La suite, nous la connaissons. Car il ne manquera plus qu’un couvercle sur la cocotte-minute de Cox’s Bazar. Les ONG s’en iront tôt ou tard avec l’argent qui finira par se diriger là où se déroulera la prochaine crise humanitaire. Un inéluctable rationnement de tout sera progressivement mis en place. La drogue, le sexe puis les armes entreront dans les camps. Car en l’absence de toute activité économique, à sans cesse recevoir sans jamais pouvoir donner ni rendre, un insupportable sentiment de dépendance précèdera celui d’une injustice et d’un désespoir allant grandissant. La haine puis la violence remplaceront les trésors d’espoir et de vie, qui, au prix d’un extraordinaire engagement de Bangladais de la région ou ayant rejoint les équipes d’aide humanitaire, dont Friendship, renaquirent des cendres des exactions d’il y a deux ans. Et du statut légitime de victimes, les Rohingyas se retrouveront tôt ou tard sur le banc des accusés, stigmatisés collectivement pour les actes isolés d’extrémistes… poussés à le devenir.

Pour autant, dimanche dernier, le cyclone Bulbul (de force 10) qui devait décimer tout le Sud du Bangladesh, dont la région de Cox’s Bazar, s’est finalement retrouvé ralenti puis dévié par la forêt des Sundarbans. Nous rappelant que le pire pouvait toujours être évité.


« Realisation leads to responsibility » se plaît à nous rappeler Runa Khan.

La responsabilité de cette crise et de la façon dont une réponse lui sera apportée, ou non, est clairement d’abord politique. Mais de ce côté-là, comme je l’évoquais il y a un instant, il n’y a que peu de lumière au bout du couloir.

Les ONG? C’est le sujet de ce soir, je ne m’y arrêterai donc pas si ce n’est pour penser qu’il ne faut pas leur demander ce pour quoi elles ne sont pas faites, qui plus est, si c’est pour les soupçonner ou accuser ensuite de prise d’influence. Et que la tournure que prenne les choses risque de mettre plus d’une devant un conflit de loyauté.

Alors, il ne reste que nous. Car quand bien même ce drame nous semble bien lointain ou désormais « sous contrôle » grâce à l’aide humanitaire, c’est d’abord et surtout de la dignité de notre condition humaine qu’il s’agit. Lutter contre l’oubli est notre devoir premier avant de prendre chacun, individuellement, le temps de la réflexion sur l’exercice de notre responsabilité d’homme ou de femme formant une seule et même humanité.

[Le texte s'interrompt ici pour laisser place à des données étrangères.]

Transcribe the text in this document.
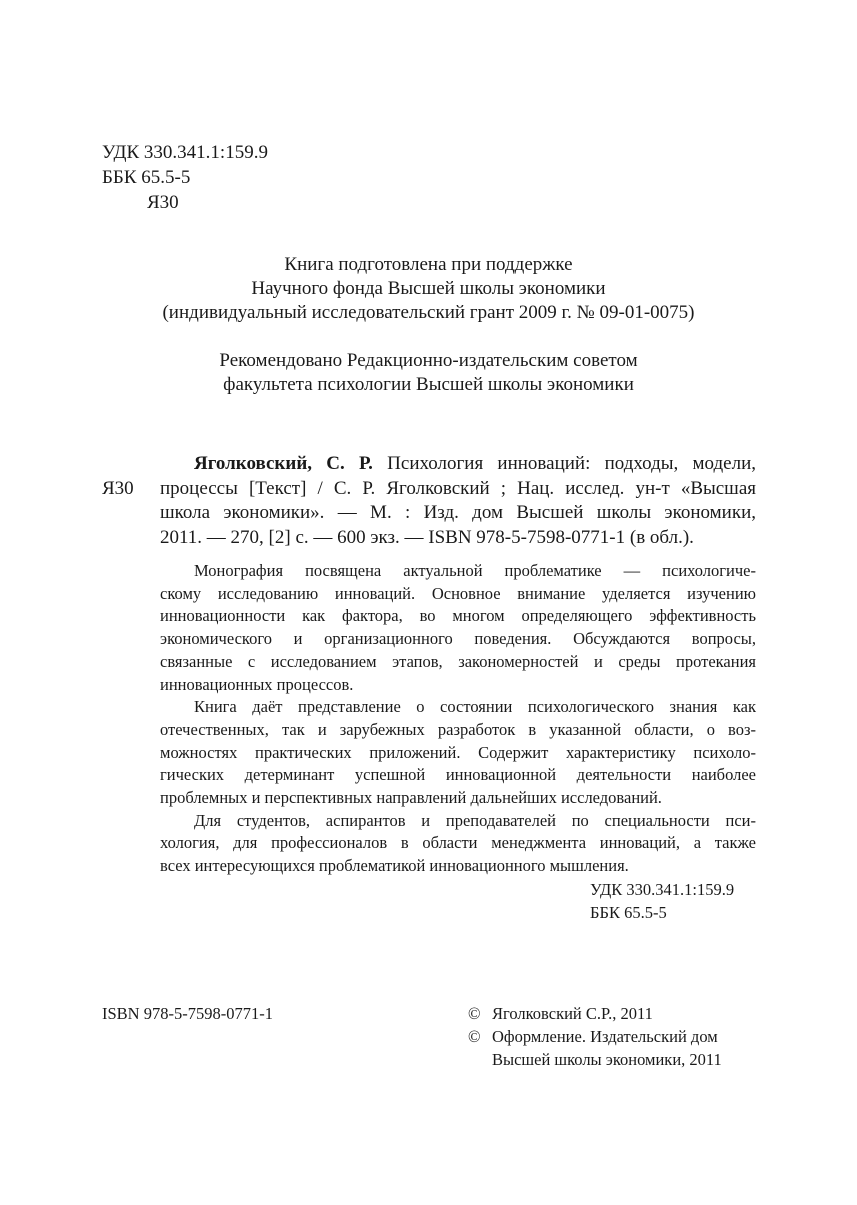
УДК 330.341.1:159.9
ББК 65.5-5
Я30
Книга подготовлена при поддержке
Научного фонда Высшей школы экономики
(индивидуальный исследовательский грант 2009 г. № 09-01-0075)
Рекомендовано Редакционно-издательским советом
факультета психологии Высшей школы экономики
Я30
Яголковский, С. Р. Психология инноваций: подходы, модели,
процессы [Текст] / С. Р. Яголковский ; Нац. исслед. ун-т «Высшая
школа экономики». — М. : Изд. дом Высшей школы экономики,
2011. — 270, [2] с. — 600 экз. — ISBN 978-5-7598-0771-1 (в обл.).
Монография посвящена актуальной проблематике — психологиче-
скому исследованию инноваций. Основное внимание уделяется изучению
инновационности как фактора, во многом определяющего эффективность
экономического и организационного поведения. Обсуждаются вопросы,
связанные с исследованием этапов, закономерностей и среды протекания
инновационных процессов.
Книга даёт представление о состоянии психологического знания как
отечественных, так и зарубежных разработок в указанной области, о воз-
можностях практических приложений. Содержит характеристику психоло-
гических детерминант успешной инновационной деятельности наиболее
проблемных и перспективных направлений дальнейших исследований.
Для студентов, аспирантов и преподавателей по специальности пси-
хология, для профессионалов в области менеджмента инноваций, а также
всех интересующихся проблематикой инновационного мышления.
УДК 330.341.1:159.9
ББК 65.5-5
ISBN 978-5-7598-0771-1	© Яголковский С.Р., 2011
© Оформление. Издательский дом
Высшей школы экономики, 2011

J’ai quitté le Bangladesh ce matin avec le souvenir de ce jeune adolescent venu à ma rencontre dans le camps Rohingyas. Il aurait pu être mon fils; il aurait pu être votre fils si le hasard de la vie en avait décidé autrement. Il m’a demandé, dans un anglais parfait, ce que j’étais venu faire. Je lui ai répondu que j’étais venu lui rendre visite, tout simplement. Il a sourit. A ma question de savoir ce qu’il espérait pour l’avenir, il m’a dit avec maturité et aplomb qu’il souhaitait rentrer chez lui. Mais que les dirigeants de son pays étaient mauvais et qu’il lui faudrait donc trouver d’autres chemins pour construire sa vie. Avant d’ajouter que son meilleur atout serait celui de pouvoir poursuivre des études sérieuses.

Alors j’ai fermé les yeux et je me suis mis à espérer qu’il garde longtemps encore la flamme conquérante de l’enfance … et que jamais ne le rattrape l’embrasement qui couve aujourd’hui là-bas, à quelques milliers de kilomètres de chez nous, sur les hauteurs autrefois luxuriantes de Cox’s Bazar.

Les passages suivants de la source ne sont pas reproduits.